Моя мать Марлен Дитрих. Том 1 (Рива) - страница 138

Наша уловка со стаканами не раз будила нас в течение той ночи. Каждый раз мы кидались вниз по лестнице в фойе, шестью этажами ниже, сталкиваясь с другими окаменевшими от ужаса гостиничными постояльцами в блестящих халатах. Пользоваться лифтами было слишком опасно и потому запрещено. После каждой такой тревоги мы снова залезали в свой номер спать, только для того, чтобы в скором времени снова проснуться и опять спасаться бегством. После пятого или шестого повторения этого номера братьев Маркс я, помнится, раздвинула наши стаканы и сказала матери, что, будет землетрясение, не будет землетрясения, — ей все равно надо рано утром ехать на съемки и она должна спать. Она согласилась; к тому же, если случилось бы какое-нибудь бедствие, мы бы умерли вместе. Мать всегда успокаивала мысль, что те, кого она любит, умрут вместе с ней. Бедный Шевалье был бы потрясен, узнав, что он в эту категорию не входит! При этом мнения тех немногих привилегированных, кого моя мать удостаивала этой чести, умереть вместе с ней, никто никогда не спрашивал — подразумевалось, что все мы будем только рады окончить свой земной путь в любой момент, лишь бы в компании моей матери.
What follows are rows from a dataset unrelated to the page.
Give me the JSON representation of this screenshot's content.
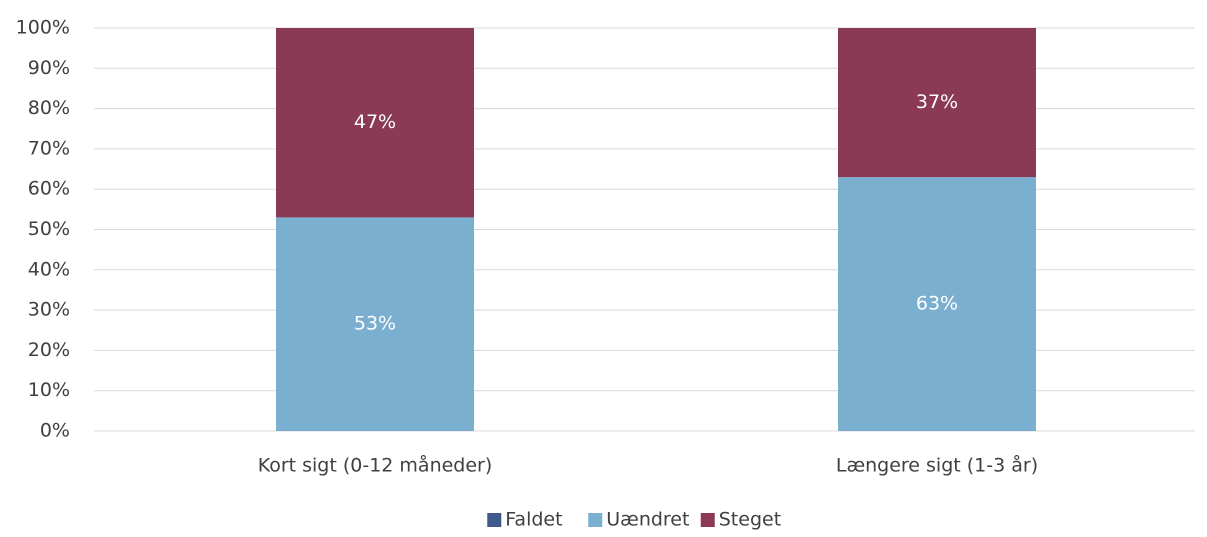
{
  "chart_data": {
    "type": "stacked_bar",
    "categories": [
      "Kort sigt (0-12 måneder)",
      "Længere sigt (1-3 år)"
    ],
    "series": [
      {
        "name": "Faldet",
        "color": "#3f5a8a",
        "values": [
          0,
          0
        ]
      },
      {
        "name": "Uændret",
        "color": "#7aafd0",
        "values": [
          53,
          63
        ],
        "value_labels": [
          "53%",
          "63%"
        ]
      },
      {
        "name": "Steget",
        "color": "#8b3a55",
        "values": [
          47,
          37
        ],
        "value_labels": [
          "47%",
          "37%"
        ]
      }
    ],
    "ylim": [
      0,
      100
    ],
    "yticks": [
      {
        "value": 0,
        "label": "0%"
      },
      {
        "value": 10,
        "label": "10%"
      },
      {
        "value": 20,
        "label": "20%"
      },
      {
        "value": 30,
        "label": "30%"
      },
      {
        "value": 40,
        "label": "40%"
      },
      {
        "value": 50,
        "label": "50%"
      },
      {
        "value": 60,
        "label": "60%"
      },
      {
        "value": 70,
        "label": "70%"
      },
      {
        "value": 80,
        "label": "80%"
      },
      {
        "value": 90,
        "label": "90%"
      },
      {
        "value": 100,
        "label": "100%"
      }
    ],
    "grid": true,
    "legend": "bottom"
  }
}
К утру отель «Беверли-Уилшир» все еще стоял, а по коммутатору объявили, что машина и шофер мисс Дитрих готовы. Пошла работа, как ни в чем не бывало. «Парамаунт» выделил людей и шланги, чтобы откачать наш бассейн из дома, а отдел реквизита повесил другую хрустальную люстру. Поскольку все версальские оказались заняты в съемках, мы вместо них получили люстру в стиле Франца-Иосифа. Она выглядела очень мило. Австрийский ампир хорошо сочетался с голливудской Грецией. Но избавиться от запаха хлорки нам так и не удалось. Когда моя деревянная танцплощадка прогнила от сырости и завоняла плесенью, мои уроки танцев были отменены, и славе Руби Килер более ничто не угрожало.
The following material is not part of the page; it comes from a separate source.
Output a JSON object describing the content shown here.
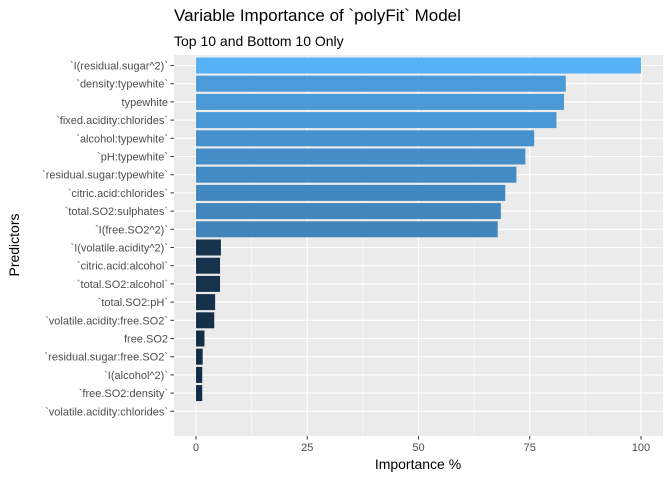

Мамулян, выглядевший изможденным, но счастливым, пропел вожделенные слова, которые почему-то всегда трогают душу: «О’кей, ребята, готово!» — «Песнь песней» — «в коробке». Он нежно поцеловал мать в щеку и при этом покраснел — он по-прежнему оставался ее поклонником, даже после всех этих недель, полных напряжения и раздоров.
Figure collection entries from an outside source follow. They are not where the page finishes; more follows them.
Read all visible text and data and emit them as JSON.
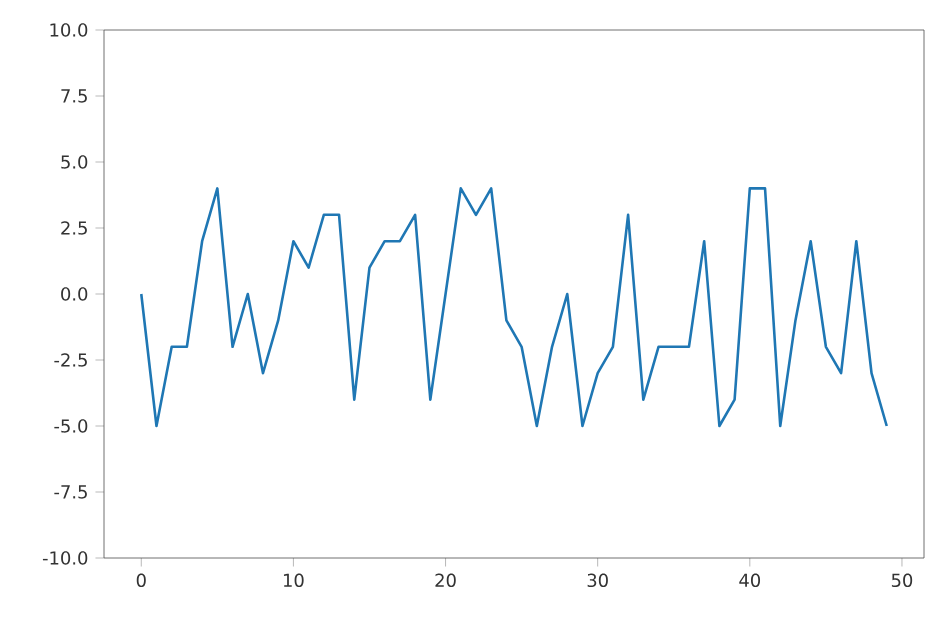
{
  "chart_data": {
    "type": "line",
    "x": [
      0,
      1,
      2,
      3,
      4,
      5,
      6,
      7,
      8,
      9,
      10,
      11,
      12,
      13,
      14,
      15,
      16,
      17,
      18,
      19,
      20,
      21,
      22,
      23,
      24,
      25,
      26,
      27,
      28,
      29,
      30,
      31,
      32,
      33,
      34,
      35,
      36,
      37,
      38,
      39,
      40,
      41,
      42,
      43,
      44,
      45,
      46,
      47,
      48,
      49
    ],
    "series": [
      {
        "color": "#1f77b4",
        "values": [
          0,
          -5,
          -2,
          -2,
          2,
          4,
          -2,
          0,
          -3,
          -1,
          2,
          1,
          3,
          3,
          -4,
          1,
          2,
          2,
          3,
          -4,
          0,
          4,
          3,
          4,
          -1,
          -2,
          -5,
          -2,
          0,
          -5,
          -3,
          -2,
          3,
          -4,
          -2,
          -2,
          -2,
          2,
          -5,
          -4,
          4,
          4,
          -5,
          -1,
          2,
          -2,
          -3,
          2,
          -3,
          -5
        ]
      }
    ],
    "xlim": [
      -2.45,
      51.45
    ],
    "ylim": [
      -10,
      10
    ],
    "xticks": [
      0,
      10,
      20,
      30,
      40,
      50
    ],
    "yticks": [
      {
        "value": -10,
        "label": "-10.0"
      },
      {
        "value": -7.5,
        "label": "-7.5"
      },
      {
        "value": -5,
        "label": "-5.0"
      },
      {
        "value": -2.5,
        "label": "-2.5"
      },
      {
        "value": 0,
        "label": "0.0"
      },
      {
        "value": 2.5,
        "label": "2.5"
      },
      {
        "value": 5,
        "label": "5.0"
      },
      {
        "value": 7.5,
        "label": "7.5"
      },
      {
        "value": 10,
        "label": "10.0"
      }
    ],
    "line_style": "solid"
  }
}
После того, как фильм полностью завершен, компания всегда устраивает для себя прощальную вечеринку. Огромная семейная пирушка — все друг друга любят, все клинки на время упрятаны. «Важные шишки» одаривают друг друга и членов съемочной группы. Подарки, которые дарила мать, пользовались заслуженной славой. Двадцатидолларовые золотые монеты, разрезанные вдоль со вставленными внутрь тонкими, как бумага, часами: одна из половинок служит крышкой и открывается при нажатии на пружинку на ободке; золотые наручные часы от Патек-Филипп с ремешками из черной или коричневой крокодиловой кожи. Она испытывала страсть к мужским часам и всегда дарила их с выгравированными на обратной стороне личными посланиями, со своей уникальной подписью снизу. На третьем месте были золотые портсигары и драгоценные запонки; затем шли бумажники из крокодиловой кожи — с золотыми уголками или без оных, золотые зажигалки и так далее вниз по шкале роскоши. Для немногочисленных женщин предназначались клипсы от Картье: особо важным — с бриллиантами, тем, что помельче — с рубинами, далее — с сапфирами, далее — с гравировкой по золоту, за этим следовали сумочки, шарфы и духи.